Single by The Kolors and Elodie

from the album Singles and This Is Elodie
- Language: Italian
- Released: 15 March 2019
- Genre: Synth pop; funk;
- Length: 2:58
- Label: Island
- Songwriters: Antonio Fiordispino; Davide Petrella; Daniele Mona; Anna Romano; Livio Giovanucci; Carlo Grieco; Peppe Folliero;
- Producer: Daddy's Groove

The Kolors singles chronology
| "Come le onde" (2018) | "Pensare male" (2019) | "Los Angeles" (2019) |

Elodie singles chronology
| "Rambla" (2018) | "Pensare male" (2019) | "Margarita" (2019) |

Music video
- "Pensare male" on YouTube

= Pensare male =

2019 song by The Kolors and Elodie

"Pensare male" is a song by Italian pop rock band The Kolors and Italian singer Elodie. It was released by Island Records on 15 March 2019 and later included in Elodie's third studio album This Is Elodie (2020) and in The Kolors' first compilation Singles (2021).

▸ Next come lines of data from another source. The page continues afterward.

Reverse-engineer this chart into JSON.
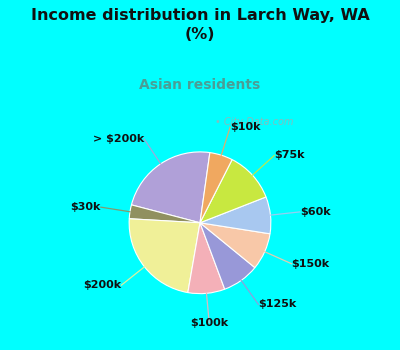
{
  "title": "Income distribution in Larch Way, WA\n(%)",
  "subtitle": "Asian residents",
  "title_color": "#111111",
  "subtitle_color": "#4a9e96",
  "bg_cyan": "#00ffff",
  "bg_chart_gradient_left": "#c8e8d8",
  "bg_chart_gradient_right": "#e8f4f0",
  "watermark": "• City-Data.com",
  "labels": [
    "> $200k",
    "$30k",
    "$200k",
    "$100k",
    "$125k",
    "$150k",
    "$60k",
    "$75k",
    "$10k"
  ],
  "values": [
    22,
    3,
    22,
    8,
    8,
    8,
    8,
    11,
    5
  ],
  "colors": [
    "#b0a0d8",
    "#909060",
    "#f0f098",
    "#f4b0b8",
    "#9898d8",
    "#f8c8a8",
    "#a8c8f0",
    "#c8e840",
    "#f0a860"
  ],
  "startangle": 82,
  "label_fontsize": 8.0
}
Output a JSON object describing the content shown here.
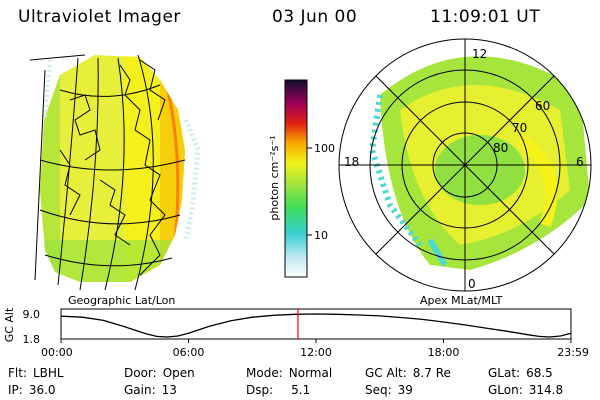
{
  "header": {
    "title": "Ultraviolet Imager",
    "date": "03 Jun 00",
    "time": "11:09:01 UT"
  },
  "left_panel": {
    "label": "Geographic Lat/Lon"
  },
  "right_panel": {
    "label": "Apex MLat/MLT",
    "mlt_labels": [
      "12",
      "18",
      "6",
      "0"
    ],
    "mlat_labels": [
      "60",
      "70",
      "80"
    ]
  },
  "colorbar": {
    "label": "photon cm⁻²s⁻¹",
    "ticks": [
      {
        "value": 100,
        "label": "100"
      },
      {
        "value": 10,
        "label": "10"
      }
    ]
  },
  "chart_data": {
    "type": "line",
    "title": "",
    "ylabel": "GC Alt",
    "yticks": [
      "9.0",
      "1.8"
    ],
    "ylim": [
      1.8,
      9.0
    ],
    "xticks": [
      "00:00",
      "06:00",
      "12:00",
      "18:00",
      "23:59"
    ],
    "xlim_hours": [
      0,
      24
    ],
    "current_time_hours": 11.15,
    "series": [
      {
        "x": [
          0,
          1,
          2,
          3,
          4,
          4.5,
          5,
          5.5,
          6,
          7,
          8,
          9,
          10,
          11,
          12,
          13,
          14,
          15,
          16,
          17,
          18,
          19,
          20,
          21,
          22,
          22.5,
          23,
          23.5,
          24
        ],
        "y": [
          8.3,
          8.0,
          7.0,
          5.0,
          2.8,
          2.0,
          1.8,
          2.1,
          3.0,
          5.2,
          6.9,
          8.0,
          8.6,
          8.9,
          9.0,
          8.9,
          8.7,
          8.4,
          7.9,
          7.3,
          6.5,
          5.6,
          4.6,
          3.6,
          2.5,
          2.0,
          1.8,
          2.1,
          3.0
        ]
      }
    ]
  },
  "footer": {
    "flt": {
      "key": "Flt:",
      "value": "LBHL"
    },
    "ip": {
      "key": "IP:",
      "value": "36.0"
    },
    "door": {
      "key": "Door:",
      "value": "Open"
    },
    "gain": {
      "key": "Gain:",
      "value": "13"
    },
    "mode": {
      "key": "Mode:",
      "value": "Normal"
    },
    "dsp": {
      "key": "Dsp:",
      "value": "5.1"
    },
    "gcalt": {
      "key": "GC Alt:",
      "value": "8.7 Re"
    },
    "seq": {
      "key": "Seq:",
      "value": "39"
    },
    "glat": {
      "key": "GLat:",
      "value": "68.5"
    },
    "glon": {
      "key": "GLon:",
      "value": "314.8"
    }
  },
  "colors": {
    "aurora_green": "#7ee83a",
    "yellow": "#f6f21a",
    "cyan": "#4fd8d0",
    "red_marker": "#ff0000"
  }
}
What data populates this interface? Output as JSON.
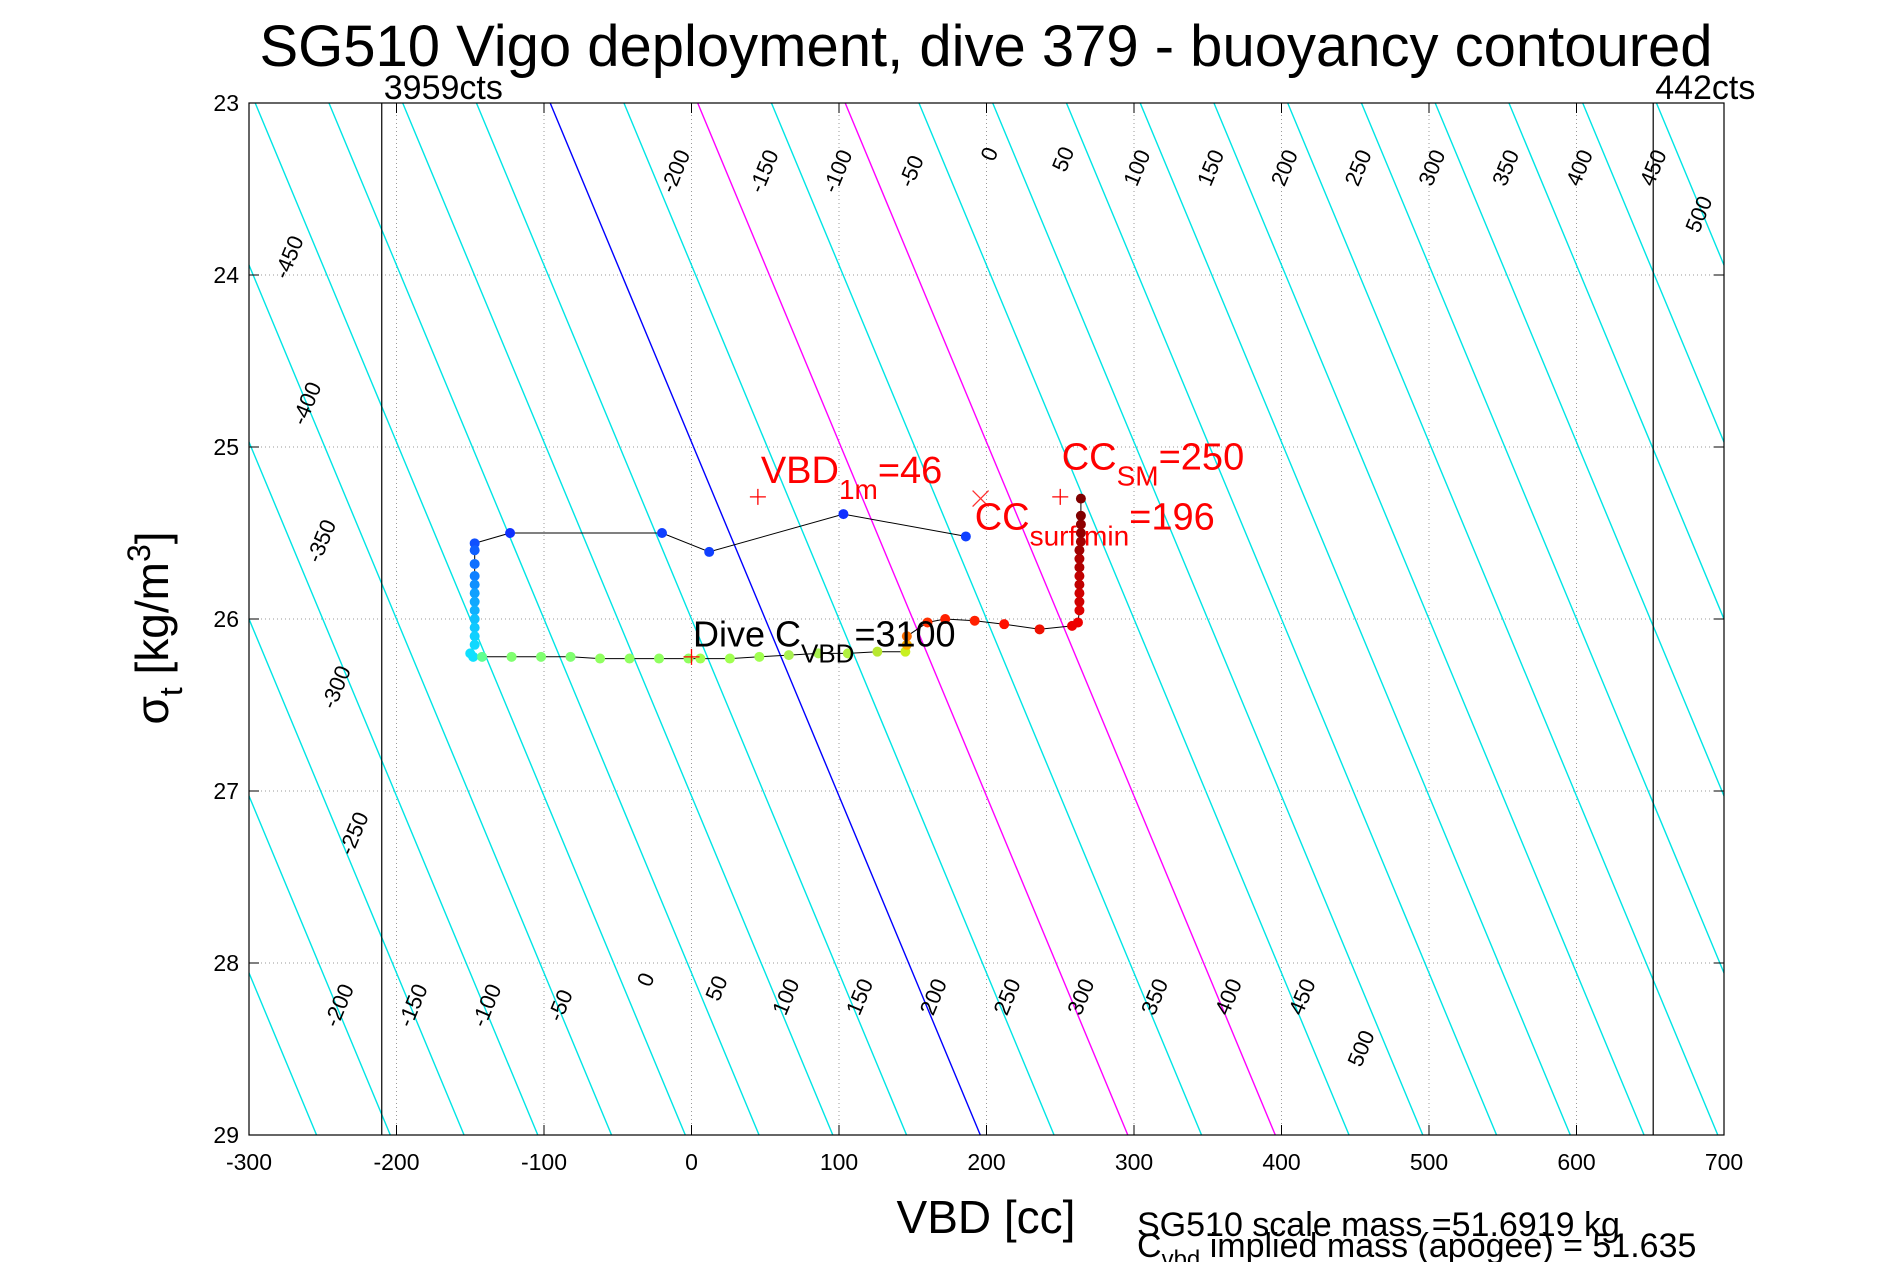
{
  "chart_data": {
    "type": "scatter",
    "title": "SG510 Vigo deployment, dive 379 - buoyancy contoured",
    "xlabel": "VBD [cc]",
    "ylabel": {
      "base": "σ",
      "sub": "t",
      "rest": " [kg/m",
      "sup": "3",
      "close": "]"
    },
    "xlim": [
      -300,
      700
    ],
    "ylim": [
      23,
      29
    ],
    "y_reversed": true,
    "grid": true,
    "xticks": [
      -300,
      -200,
      -100,
      0,
      100,
      200,
      300,
      400,
      500,
      600,
      700
    ],
    "yticks": [
      23,
      24,
      25,
      26,
      27,
      28,
      29
    ],
    "limit_lines": [
      {
        "x": -210,
        "label": "3959cts"
      },
      {
        "x": 652,
        "label": "442cts"
      }
    ],
    "contours": {
      "values": [
        -500,
        -450,
        -400,
        -350,
        -300,
        -250,
        -200,
        -150,
        -100,
        -50,
        0,
        50,
        100,
        150,
        200,
        250,
        300,
        350,
        400,
        450,
        500
      ],
      "slope_cc_per_sigma": 48.6,
      "x_at_sigma26_for_zero": 50,
      "step_cc": 50,
      "colors": {
        "zero": "#0000ff",
        "highlight": "#ff00ff",
        "other": "#00e5e5"
      },
      "highlight_values": [
        100,
        200
      ],
      "top_labels": [
        {
          "v": -450,
          "x": -272,
          "y": 23.9
        },
        {
          "v": -400,
          "x": -260,
          "y": 24.75
        },
        {
          "v": -350,
          "x": -250,
          "y": 25.55
        },
        {
          "v": -300,
          "x": -240,
          "y": 26.4
        },
        {
          "v": -250,
          "x": -228,
          "y": 27.25
        },
        {
          "v": -200,
          "x": -10,
          "y": 23.4
        },
        {
          "v": -150,
          "x": 50,
          "y": 23.4
        },
        {
          "v": -100,
          "x": 100,
          "y": 23.4
        },
        {
          "v": -50,
          "x": 150,
          "y": 23.4
        },
        {
          "v": 0,
          "x": 203,
          "y": 23.3
        },
        {
          "v": 50,
          "x": 253,
          "y": 23.33
        },
        {
          "v": 100,
          "x": 303,
          "y": 23.38
        },
        {
          "v": 150,
          "x": 353,
          "y": 23.38
        },
        {
          "v": 200,
          "x": 403,
          "y": 23.38
        },
        {
          "v": 250,
          "x": 453,
          "y": 23.38
        },
        {
          "v": 300,
          "x": 503,
          "y": 23.38
        },
        {
          "v": 350,
          "x": 553,
          "y": 23.38
        },
        {
          "v": 400,
          "x": 603,
          "y": 23.38
        },
        {
          "v": 450,
          "x": 653,
          "y": 23.38
        },
        {
          "v": 500,
          "x": 684,
          "y": 23.65
        }
      ],
      "bottom_labels": [
        {
          "v": -200,
          "x": -238,
          "y": 28.25
        },
        {
          "v": -150,
          "x": -188,
          "y": 28.25
        },
        {
          "v": -100,
          "x": -138,
          "y": 28.25
        },
        {
          "v": -50,
          "x": -88,
          "y": 28.25
        },
        {
          "v": 0,
          "x": -30,
          "y": 28.1
        },
        {
          "v": 50,
          "x": 18,
          "y": 28.15
        },
        {
          "v": 100,
          "x": 65,
          "y": 28.2
        },
        {
          "v": 150,
          "x": 115,
          "y": 28.2
        },
        {
          "v": 200,
          "x": 165,
          "y": 28.2
        },
        {
          "v": 250,
          "x": 215,
          "y": 28.2
        },
        {
          "v": 300,
          "x": 265,
          "y": 28.2
        },
        {
          "v": 350,
          "x": 315,
          "y": 28.2
        },
        {
          "v": 400,
          "x": 365,
          "y": 28.2
        },
        {
          "v": 450,
          "x": 415,
          "y": 28.2
        },
        {
          "v": 500,
          "x": 455,
          "y": 28.5
        }
      ]
    },
    "trace": {
      "series": [
        {
          "x": -150,
          "y": 26.2,
          "c": "#10e0ff"
        },
        {
          "x": -148,
          "y": 26.22,
          "c": "#10e0ff"
        },
        {
          "x": -142,
          "y": 26.22,
          "c": "#60ff90"
        },
        {
          "x": -122,
          "y": 26.22,
          "c": "#80ff70"
        },
        {
          "x": -102,
          "y": 26.22,
          "c": "#80ff70"
        },
        {
          "x": -82,
          "y": 26.22,
          "c": "#80ff70"
        },
        {
          "x": -62,
          "y": 26.23,
          "c": "#90ff60"
        },
        {
          "x": -42,
          "y": 26.23,
          "c": "#90ff60"
        },
        {
          "x": -22,
          "y": 26.23,
          "c": "#90ff60"
        },
        {
          "x": -2,
          "y": 26.23,
          "c": "#90ff60"
        },
        {
          "x": 6,
          "y": 26.23,
          "c": "#a0ff50"
        },
        {
          "x": 26,
          "y": 26.23,
          "c": "#a0ff50"
        },
        {
          "x": 46,
          "y": 26.22,
          "c": "#a0ff50"
        },
        {
          "x": 66,
          "y": 26.21,
          "c": "#a8f050"
        },
        {
          "x": 86,
          "y": 26.2,
          "c": "#a8f050"
        },
        {
          "x": 106,
          "y": 26.2,
          "c": "#b0f040"
        },
        {
          "x": 126,
          "y": 26.19,
          "c": "#b8e830"
        },
        {
          "x": 145,
          "y": 26.19,
          "c": "#c8f020"
        },
        {
          "x": 146,
          "y": 26.15,
          "c": "#ffb000"
        },
        {
          "x": 146,
          "y": 26.1,
          "c": "#ff7000"
        },
        {
          "x": 160,
          "y": 26.02,
          "c": "#ff3000"
        },
        {
          "x": 172,
          "y": 26.0,
          "c": "#ff2000"
        },
        {
          "x": 192,
          "y": 26.01,
          "c": "#ff2000"
        },
        {
          "x": 212,
          "y": 26.03,
          "c": "#ff1000"
        },
        {
          "x": 236,
          "y": 26.06,
          "c": "#ee1000"
        },
        {
          "x": 258,
          "y": 26.04,
          "c": "#ee0000"
        },
        {
          "x": 262,
          "y": 26.02,
          "c": "#ee0000"
        },
        {
          "x": 263,
          "y": 25.95,
          "c": "#dd0000"
        },
        {
          "x": 263,
          "y": 25.9,
          "c": "#d00000"
        },
        {
          "x": 263,
          "y": 25.85,
          "c": "#d00000"
        },
        {
          "x": 263,
          "y": 25.8,
          "c": "#c00000"
        },
        {
          "x": 263,
          "y": 25.75,
          "c": "#c00000"
        },
        {
          "x": 263,
          "y": 25.7,
          "c": "#b00000"
        },
        {
          "x": 263,
          "y": 25.65,
          "c": "#b00000"
        },
        {
          "x": 263,
          "y": 25.6,
          "c": "#a00000"
        },
        {
          "x": 264,
          "y": 25.55,
          "c": "#a00000"
        },
        {
          "x": 264,
          "y": 25.5,
          "c": "#900000"
        },
        {
          "x": 264,
          "y": 25.45,
          "c": "#900000"
        },
        {
          "x": 264,
          "y": 25.4,
          "c": "#800000"
        },
        {
          "x": 264,
          "y": 25.3,
          "c": "#800000"
        }
      ],
      "descent": [
        {
          "x": 186,
          "y": 25.52,
          "c": "#1040ff"
        },
        {
          "x": 103,
          "y": 25.39,
          "c": "#1030ff"
        },
        {
          "x": 12,
          "y": 25.61,
          "c": "#1040ff"
        },
        {
          "x": -20,
          "y": 25.5,
          "c": "#1040ff"
        },
        {
          "x": -123,
          "y": 25.5,
          "c": "#1030ff"
        },
        {
          "x": -147,
          "y": 25.56,
          "c": "#1050ff"
        },
        {
          "x": -147,
          "y": 25.6,
          "c": "#1060ff"
        },
        {
          "x": -147,
          "y": 25.68,
          "c": "#1070ff"
        },
        {
          "x": -147,
          "y": 25.75,
          "c": "#1080ff"
        },
        {
          "x": -147,
          "y": 25.8,
          "c": "#1090ff"
        },
        {
          "x": -147,
          "y": 25.85,
          "c": "#10a0ff"
        },
        {
          "x": -147,
          "y": 25.9,
          "c": "#10a8ff"
        },
        {
          "x": -147,
          "y": 25.95,
          "c": "#10b0ff"
        },
        {
          "x": -147,
          "y": 26.0,
          "c": "#10c0ff"
        },
        {
          "x": -147,
          "y": 26.05,
          "c": "#10c8ff"
        },
        {
          "x": -147,
          "y": 26.1,
          "c": "#10d0ff"
        },
        {
          "x": -147,
          "y": 26.15,
          "c": "#10d8ff"
        }
      ]
    },
    "markers": [
      {
        "shape": "plus",
        "x": 45,
        "y": 25.29,
        "color": "#ff0000"
      },
      {
        "shape": "x",
        "x": 196,
        "y": 25.3,
        "color": "#ff3030"
      },
      {
        "shape": "plus",
        "x": 250,
        "y": 25.29,
        "color": "#ff0000"
      },
      {
        "shape": "plus",
        "x": 0,
        "y": 26.22,
        "color": "#ff0000"
      }
    ],
    "annotations": [
      {
        "base": "VBD",
        "sub": "1m",
        "tail": "=46",
        "color": "#ff0000",
        "x": 47,
        "y": 25.21,
        "size": 30
      },
      {
        "base": "CC",
        "sub": "SM",
        "tail": "=250",
        "color": "#ff0000",
        "x": 251,
        "y": 25.13,
        "size": 30
      },
      {
        "base": "CC",
        "sub": "surf min",
        "tail": "=196",
        "color": "#ff0000",
        "x": 192,
        "y": 25.48,
        "size": 30
      },
      {
        "base": "Dive C",
        "sub": "VBD",
        "tail": "=3100",
        "color": "#000000",
        "x": 1,
        "y": 26.16,
        "size": 28
      }
    ],
    "footer": {
      "line1": "SG510 scale mass =51.6919 kg",
      "line2_base": "C",
      "line2_sub": "vbd",
      "line2_tail": " implied mass (apogee) = 51.635"
    }
  }
}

The song peaked at number 24 on the Italian singles chart and was certified platinum in Italy.

==Music video==
A music video of "Pensare male", directed by Attilio Cusani, was released on 27 March 2019 via The Kolors's YouTube channel.

==Charts==
===Weekly charts===

Weekly chart performance for "Pensare male"
| Chart (2019) | Peak position |
|---|---|
| Italy (FIMI) | 24 |
| Italy Airplay (EarOne) | 1 |

===Year-end charts===

Year-end chart performance for "Pensare male"
| Chart (2019) | Position |
|---|---|
| Italy (FIMI) | 76 |

==Certifications==

| Region | Certification | Certified units/sales |
| Italy (FIMI) | Platinum | 50,000^{‡} |
^{‡} Sales+streaming figures based on certification alone.